The Stone Gods is a novel written by Jeanette Winterson. Published in the year 2007, the novel is a post-apocalyptic, postmodern, dystopian love story, with themes of corporate government control, the harshness of war, artificial intelligence, and technology. The novel is self-referential as characters make inter-textual references, while certain characters’ story arcs repeat. The novel aims to warn against history's tendency to repeat itself, as well as humanity's inability to learn from past mistakes.

==A novel in four parts==
- "Planet Blue" – Set in a futuristic past where humanity's destruction of its homeworld, Orbus, seems to be inevitable, they discover and terraform another viable planet.
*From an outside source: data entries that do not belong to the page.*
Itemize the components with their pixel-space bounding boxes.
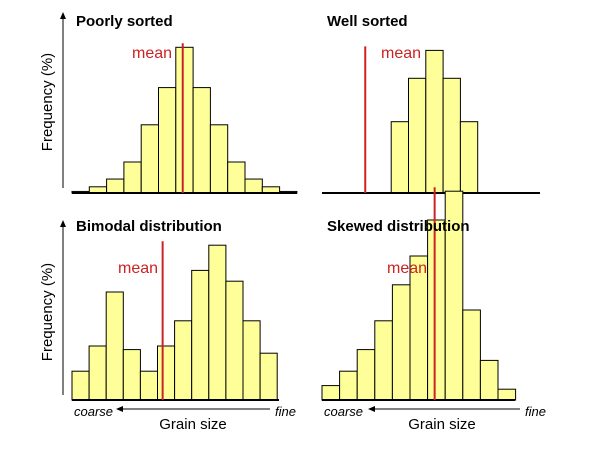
panel-title: Skewed distribution (327, 218, 470, 235)
histogram-bar (192, 87, 211, 194)
panel-bimodal: Bimodal distribution mean Frequency (%) coa… (39, 218, 296, 433)
histogram-bar (442, 77, 461, 194)
y-axis-arrowhead (60, 12, 66, 19)
x-axis-arrowhead (116, 406, 123, 412)
panel-skewed: Skewed distribution mean coarse fine Grain s… (321, 187, 546, 433)
x-axis-arrowhead (368, 406, 375, 412)
panel-poorly-sorted: Poorly sorted mean Frequency (%) (39, 12, 298, 194)
panel-title: Well sorted (327, 13, 408, 30)
histogram-bar (174, 320, 193, 401)
histogram-bar (191, 269, 210, 401)
histogram-bar (123, 161, 142, 194)
histogram-bar (409, 255, 429, 401)
panel-well-sorted: Well sorted mean (322, 13, 540, 194)
histogram-bar (374, 320, 393, 401)
histogram-bar (105, 291, 124, 401)
x-axis-coarse-label: coarse (74, 404, 113, 419)
histogram-bar (425, 49, 444, 194)
x-axis-fine-label: fine (275, 404, 296, 419)
histogram-bar (227, 161, 246, 194)
y-axis-arrowhead (60, 220, 66, 227)
y-axis-label: Frequency (%) (39, 53, 56, 151)
histogram-bar (158, 87, 177, 194)
histogram-bar (497, 388, 517, 401)
histogram-bar (427, 219, 446, 401)
histogram-bar (122, 349, 141, 401)
histogram-bar (244, 178, 263, 194)
mean-label: mean (387, 260, 427, 277)
mean-label: mean (381, 45, 421, 62)
histogram-bar (140, 124, 159, 194)
mean-label: mean (118, 260, 158, 277)
histogram-bar (390, 121, 410, 194)
x-axis-label: Grain size (408, 416, 476, 433)
histogram-bar (459, 121, 479, 194)
histogram-bar (356, 349, 376, 401)
histogram-bar (408, 77, 427, 194)
y-axis-label: Frequency (%) (39, 263, 56, 361)
histogram-bar (175, 46, 194, 194)
histogram-bar (242, 320, 261, 401)
x-axis-label: Grain size (159, 416, 227, 433)
panel-title: Bimodal distribution (76, 218, 222, 235)
histogram-bar (225, 280, 244, 401)
x-axis-coarse-label: coarse (324, 404, 363, 419)
histogram-bar (259, 352, 278, 401)
panel-title: Poorly sorted (76, 13, 173, 30)
histogram-bar (391, 284, 411, 401)
histogram-bar (462, 309, 481, 401)
histogram-bar (106, 178, 125, 194)
histogram-bar (479, 359, 499, 401)
histogram-bar (71, 370, 90, 401)
histogram-bar (209, 124, 229, 194)
mean-label: mean (132, 45, 172, 62)
histogram-bar (339, 370, 358, 401)
histogram-bar (208, 244, 227, 401)
x-axis-fine-label: fine (525, 404, 546, 419)
histogram-bar (139, 370, 158, 401)
histogram-bar (321, 385, 341, 401)
histogram-bar (157, 345, 176, 401)
histogram-bar (88, 345, 107, 401)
- "Easter Island" – Set in the 18th century, when Easter Island's inhabitants destroyed many of the moai statues, and the last tree, on their island.
- "Post-3War" – Set in "Tech City" after World War III, with Billie educating Spike, a Robo sapiens.
- "Wreck City" – Once again set in the "Tech City", now a derelict, trash-ridden city where those abandoned by the corporate-controlled society struggle to survive.

== Reception ==
Ursula Le Guin, while criticizing exposition and sentimentality, thought the novel a worthwhile and cautionary tale. Andrew Milner, a literary critic and author of Science Fiction and Climate Change, notes that this book is an early example of 'doomer' climate fiction.